Hi guys! I’m sorry it’s taken me so long to get back to all of you. I recently moved to a new apartment and have been waiting to get stuff in order to be able to teach a class such as cheese and pizza!

So, my friend, Vera, is a fantastic cook (she helped kick this place off: http://sananselmofairfax.patch.com/articles/eco-friendly-food-and-wine-at-123-bolinas) may be helping me teach the class. If this is the case, are any of you opposed to traveling to Alameda for an afternoon sometime soon?

If not, I’ll have to do it in my little apartment, which can fit maybe 4-5 people learning in the kitchen. I can do two sections, but then the question is who comes to the first?

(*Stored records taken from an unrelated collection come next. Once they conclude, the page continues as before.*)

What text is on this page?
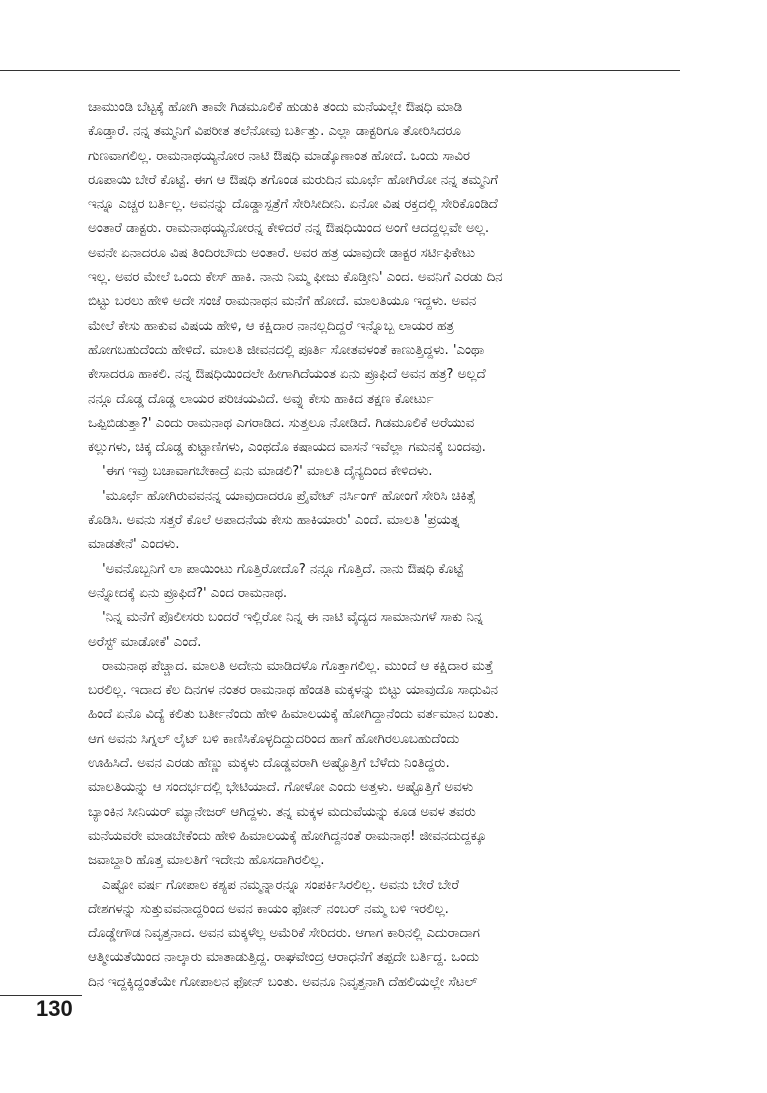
ಚಾಮುಂಡಿ ಬೆಟ್ಟಕ್ಕೆ ಹೋಗಿ ತಾವೇ ಗಿಡಮೂಲಿಕೆ ಹುಡುಕಿ ತಂದು ಮನೆಯಲ್ಲೇ ಔಷಧಿ ಮಾಡಿ
ಕೊಡ್ತಾರೆ. ನನ್ನ ತಮ್ಮನಿಗೆ ವಿಪರೀತ ತಲೆನೋವು ಬರ್ತಿತ್ತು. ಎಲ್ಲಾ ಡಾಕ್ಟರಿಗೂ ತೋರಿಸಿದರೂ
ಗುಣವಾಗಲಿಲ್ಲ. ರಾಮನಾಥಯ್ಯನೋರ ನಾಟಿ ಔಷಧಿ ಮಾಡ್ಕೊಣಾಂತ ಹೋದೆ. ಒಂದು ಸಾವಿರ
ರೂಪಾಯಿ ಬೇರೆ ಕೊಟ್ಟೆ. ಈಗ ಆ ಔಷಧಿ ತಗೊಂಡ ಮರುದಿನ ಮೂರ್ಛೆ ಹೋಗಿರೋ ನನ್ನ ತಮ್ಮನಿಗೆ
ಇನ್ನೂ ಎಚ್ಚರ ಬರ್ತಿಲ್ಲ. ಅವನನ್ನು ದೊಡ್ಡಾಸ್ಪತ್ರೆಗೆ ಸೇರಿಸೀದೀನಿ. ಏನೋ ವಿಷ ರಕ್ತದಲ್ಲಿ ಸೇರಿಕೊಂಡಿದೆ
ಅಂತಾರೆ ಡಾಕ್ಟರು. ರಾಮನಾಥಯ್ಯನೋರನ್ನ ಕೇಳಿದರೆ ನನ್ನ ಔಷಧಿಯಿಂದ ಅಂಗೆ ಆದದ್ದಲ್ಲವೇ ಅಲ್ಲ.
ಅವನೇ ಏನಾದರೂ ವಿಷ ತಿಂದಿರಬೌದು ಅಂತಾರೆ. ಅವರ ಹತ್ರ ಯಾವುದೇ ಡಾಕ್ಟರ ಸರ್ಟಿಫಿಕೇಟು
ಇಲ್ಲ. ಅವರ ಮೇಲೆ ಒಂದು ಕೇಸ್ ಹಾಕಿ. ನಾನು ನಿಮ್ಮ ಫೀಜು ಕೊಡ್ತೀನಿ' ಎಂದ. ಅವನಿಗೆ ಎರಡು ದಿನ
ಬಿಟ್ಟು ಬರಲು ಹೇಳಿ ಅದೇ ಸಂಜೆ ರಾಮನಾಥನ ಮನೆಗೆ ಹೋದೆ. ಮಾಲತಿಯೂ ಇದ್ದಳು. ಅವನ
ಮೇಲೆ ಕೇಸು ಹಾಕುವ ವಿಷಯ ಹೇಳಿ, ಆ ಕಕ್ಷಿದಾರ ನಾನಲ್ಲದಿದ್ದರೆ ಇನ್ನೊಬ್ಬ ಲಾಯರ ಹತ್ರ
ಹೋಗಬಹುದೆಂದು ಹೇಳಿದೆ. ಮಾಲತಿ ಜೀವನದಲ್ಲಿ ಪೂರ್ತಿ ಸೋತವಳಂತೆ ಕಾಣುತ್ತಿದ್ದಳು. 'ಎಂಥಾ
ಕೇಸಾದರೂ ಹಾಕಲಿ. ನನ್ನ ಔಷಧಿಯಿಂದಲೇ ಹೀಗಾಗಿದೆಯಂತ ಏನು ಪ್ರೂಫಿದೆ ಅವನ ಹತ್ರ? ಅಲ್ಲದೆ
ನನ್ಗೂ ದೊಡ್ಡ ದೊಡ್ಡ ಲಾಯರ ಪರಿಚಯವಿದೆ. ಅವ್ನು ಕೇಸು ಹಾಕಿದ ತಕ್ಷಣ ಕೋರ್ಟು
ಒಪ್ಪಿಬಿಡುತ್ತಾ?' ಎಂದು ರಾಮನಾಥ ಎಗರಾಡಿದ. ಸುತ್ತಲೂ ನೋಡಿದೆ. ಗಿಡಮೂಲಿಕೆ ಅರೆಯುವ
ಕಲ್ಲುಗಳು, ಚಿಕ್ಕ ದೊಡ್ಡ ಕುಟ್ಟಾಣಿಗಳು, ಎಂಥದೊ ಕಷಾಯದ ವಾಸನೆ ಇವೆಲ್ಲಾ ಗಮನಕ್ಕೆ ಬಂದವು.
'ಈಗ ಇವ್ರು ಬಚಾವಾಗಬೇಕಾದ್ರೆ ಏನು ಮಾಡಲಿ?' ಮಾಲತಿ ದೈನ್ಯದಿಂದ ಕೇಳಿದಳು.
'ಮೂರ್ಛೆ ಹೋಗಿರುವವನನ್ನ ಯಾವುದಾದರೂ ಪ್ರೈವೇಟ್ ನರ್ಸಿಂಗ್ ಹೋಂಗೆ ಸೇರಿಸಿ ಚಿಕಿತ್ಸೆ
ಕೊಡಿಸಿ. ಅವನು ಸತ್ತರೆ ಕೊಲೆ ಅಪಾದನೆಯ ಕೇಸು ಹಾಕಿಯಾರು' ಎಂದೆ. ಮಾಲತಿ 'ಪ್ರಯತ್ನ
ಮಾಡತೇನೆ' ಎಂದಳು.
'ಅವನೊಬ್ಬನಿಗೆ ಲಾ ಪಾಯಿಂಟು ಗೊತ್ತಿರೋದೊ? ನನ್ಗೂ ಗೊತ್ತಿದೆ. ನಾನು ಔಷಧಿ ಕೊಟ್ಟೆ
ಅನ್ನೋದಕ್ಕೆ ಏನು ಪ್ರೂಫಿದೆ?' ಎಂದ ರಾಮನಾಥ.
'ನಿನ್ನ ಮನೆಗೆ ಪೊಲೀಸರು ಬಂದರೆ ಇಲ್ಲಿರೋ ನಿನ್ನ ಈ ನಾಟಿ ವೈದ್ಯದ ಸಾಮಾನುಗಳೆ ಸಾಕು ನಿನ್ನ
ಅರೆಸ್ಟ್ ಮಾಡೋಕೆ' ಎಂದೆ.
ರಾಮನಾಥ ಪೆಚ್ಚಾದ. ಮಾಲತಿ ಅದೇನು ಮಾಡಿದಳೊ ಗೊತ್ತಾಗಲಿಲ್ಲ. ಮುಂದೆ ಆ ಕಕ್ಷಿದಾರ ಮತ್ತೆ
ಬರಲಿಲ್ಲ. ಇದಾದ ಕೆಲ ದಿನಗಳ ನಂತರ ರಾಮನಾಥ ಹೆಂಡತಿ ಮಕ್ಕಳನ್ನು ಬಿಟ್ಟು ಯಾವುದೊ ಸಾಧುವಿನ
ಹಿಂದೆ ಏನೊ ವಿದ್ಯೆ ಕಲಿತು ಬರ್ತೀನೆಂದು ಹೇಳಿ ಹಿಮಾಲಯಕ್ಕೆ ಹೋಗಿದ್ದಾನೆಂದು ವರ್ತಮಾನ ಬಂತು.
ಆಗ ಅವನು ಸಿಗ್ನಲ್ ಲೈಟ್ ಬಳಿ ಕಾಣಿಸಿಕೊಳ್ಳದಿದ್ದುದರಿಂದ ಹಾಗೆ ಹೋಗಿರಲೂಬಹುದೆಂದು
ಊಹಿಸಿದೆ. ಅವನ ಎರಡು ಹೆಣ್ಣು ಮಕ್ಕಳು ದೊಡ್ಡವರಾಗಿ ಅಷ್ಟೊತ್ತಿಗೆ ಬೆಳೆದು ನಿಂತಿದ್ದರು.
ಮಾಲತಿಯನ್ನು ಆ ಸಂದರ್ಭದಲ್ಲಿ ಭೇಟಿಯಾದೆ. ಗೋಳೋ ಎಂದು ಅತ್ತಳು. ಅಷ್ಟೊತ್ತಿಗೆ ಅವಳು
ಬ್ಯಾಂಕಿನ ಸೀನಿಯರ್ ಮ್ಯಾನೇಜರ್ ಆಗಿದ್ದಳು. ತನ್ನ ಮಕ್ಕಳ ಮದುವೆಯನ್ನು ಕೂಡ ಅವಳ ತವರು
ಮನೆಯವರೇ ಮಾಡಬೇಕೆಂದು ಹೇಳಿ ಹಿಮಾಲಯಕ್ಕೆ ಹೋಗಿದ್ದನಂತೆ ರಾಮನಾಥ! ಜೀವನದುದ್ದಕ್ಕೂ
ಜವಾಬ್ದಾರಿ ಹೊತ್ತ ಮಾಲತಿಗೆ ಇದೇನು ಹೊಸದಾಗಿರಲಿಲ್ಲ.
ಎಷ್ಟೋ ವರ್ಷ ಗೋಪಾಲ ಕಶ್ಯಪ ನಮ್ಮನ್ನಾರನ್ನೂ ಸಂಪರ್ಕಿಸಿರಲಿಲ್ಲ. ಅವನು ಬೇರೆ ಬೇರೆ
ದೇಶಗಳನ್ನು ಸುತ್ತುವವನಾದ್ದರಿಂದ ಅವನ ಕಾಯಂ ಫೋನ್ ನಂಬರ್ ನಮ್ಮ ಬಳಿ ಇರಲಿಲ್ಲ.
ದೊಡ್ಡೇಗೌಡ ನಿವೃತ್ತನಾದ. ಅವನ ಮಕ್ಕಳೆಲ್ಲ ಅಮೆರಿಕೆ ಸೇರಿದರು. ಆಗಾಗ ಕಾರಿನಲ್ಲಿ ಎದುರಾದಾಗ
ಆತ್ಮೀಯತೆಯಿಂದ ನಾಲ್ಕಾರು ಮಾತಾಡುತ್ತಿದ್ದ. ರಾಘವೇಂದ್ರ ಆರಾಧನೆಗೆ ತಪ್ಪದೇ ಬರ್ತಿದ್ದ. ಒಂದು
ದಿನ ಇದ್ದಕ್ಕಿದ್ದಂತೆಯೇ ಗೋಪಾಲನ ಫೋನ್ ಬಂತು. ಅವನೂ ನಿವೃತ್ತನಾಗಿ ದೆಹಲಿಯಲ್ಲೇ ಸೆಟಲ್
130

Lastly, are weekends ok with everyone? Is Saturday or Sunday better?


rachna paul

about 1 year ago


I have a pizza stone if needed…


Ben Henry

about 1 year ago


Hi Emily,

I’m going to make some mozzarella and dough a day earlier, so that the dough has a chance to connect its gluten properly, and then make another batch of mozzarella and dough (for use the day after the class) so that I can show everyone what I did the previous day. Depending on the number of people, we’ll need 2-4lbs. of cheese, 1lb of mozzarella ~= 1 gal of milk, and the whey is enough to make LOTS of dough, but we’ll only use what we need.


Emily Olson

about 1 year ago


Wondering… Will we be making the dough and the mozzarella? Or simply using the dough you’ve already prepared and cook the pizzas?